Reveals the mystical teachings and practices of the Chishti Sufi order as taught by the ecstatic Shaykh Burhan al-Din Gharib (d. 1337) and his disciples.
“This is an extraordinary piece of scholarship. I like the constant sense of discovery that Ernst brings to his work, not only with regard to the literary archival material, which he has arrayed in painstaking detail, but also his enthusiasm about discovering new ways of seeing oral data in relationship to textual data, and textual data in relationship to ritual data.

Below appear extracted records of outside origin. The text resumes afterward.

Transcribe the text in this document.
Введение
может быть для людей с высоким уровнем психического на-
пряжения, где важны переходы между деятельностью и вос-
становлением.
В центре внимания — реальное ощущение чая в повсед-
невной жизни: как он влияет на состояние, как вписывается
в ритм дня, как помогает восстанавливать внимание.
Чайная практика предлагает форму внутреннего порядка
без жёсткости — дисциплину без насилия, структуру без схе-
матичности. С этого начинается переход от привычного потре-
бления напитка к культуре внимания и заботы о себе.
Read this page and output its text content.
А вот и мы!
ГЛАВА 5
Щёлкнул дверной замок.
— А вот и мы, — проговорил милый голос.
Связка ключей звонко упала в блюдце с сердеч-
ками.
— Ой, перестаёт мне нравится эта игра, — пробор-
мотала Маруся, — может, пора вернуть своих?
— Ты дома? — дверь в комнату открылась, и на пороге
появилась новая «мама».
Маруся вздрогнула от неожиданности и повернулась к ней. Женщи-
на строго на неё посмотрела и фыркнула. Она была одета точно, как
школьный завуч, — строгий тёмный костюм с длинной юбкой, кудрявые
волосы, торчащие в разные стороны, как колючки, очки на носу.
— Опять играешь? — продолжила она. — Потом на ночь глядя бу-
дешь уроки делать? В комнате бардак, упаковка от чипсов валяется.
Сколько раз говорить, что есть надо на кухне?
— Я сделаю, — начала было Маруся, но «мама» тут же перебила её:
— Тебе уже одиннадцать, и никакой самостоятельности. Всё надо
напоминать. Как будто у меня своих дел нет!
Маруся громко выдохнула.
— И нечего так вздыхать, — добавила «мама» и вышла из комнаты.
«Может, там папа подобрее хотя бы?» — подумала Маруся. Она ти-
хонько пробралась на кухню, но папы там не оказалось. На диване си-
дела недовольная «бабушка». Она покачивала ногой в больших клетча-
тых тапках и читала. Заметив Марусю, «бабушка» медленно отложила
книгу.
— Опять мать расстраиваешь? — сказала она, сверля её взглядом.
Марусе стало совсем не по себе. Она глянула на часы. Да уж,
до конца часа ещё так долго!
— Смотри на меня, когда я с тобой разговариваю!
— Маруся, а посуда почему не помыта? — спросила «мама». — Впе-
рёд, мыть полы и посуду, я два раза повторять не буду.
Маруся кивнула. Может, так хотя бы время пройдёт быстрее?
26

“Reading this book has taken me far afield in my own thought, and I must end by remarking that, like the pilgrim to Khuldabad, I have come back from the experience much enriched and full of a certain spirit of renewal that I would not have imagined nor found before this trip. Eternal Garden marks a major, transformative advance in the study of institutional Sufism, especially, but not solely, in South Asia.” — Bruce B. Lawrence, Duke University
Ernst’s research, based on rare Persian manuscripts preserved in Sufi shrines in the medieval town of Khuldabad, a major center of pilgrimage in the Indian Deccan, reveals the mystical teachings and practices of the Chishti Sufi order as taught by the ecstatic Shaykh Burhan al-Din Gharib (d. 1337) and his disciples. Eternal Garden clarifies the diverse historiographical approaches found in an array of narratives. It redefines major topics in the often emotionally charged study of religion and history in South Asia, and it raises provocative theses on much-argued topics such as the basis of Islamic political power in South Asia and the alleged roles of Sufis as warriors and missionaries.
New edition, New Delhi: Oxford University Press, 2004.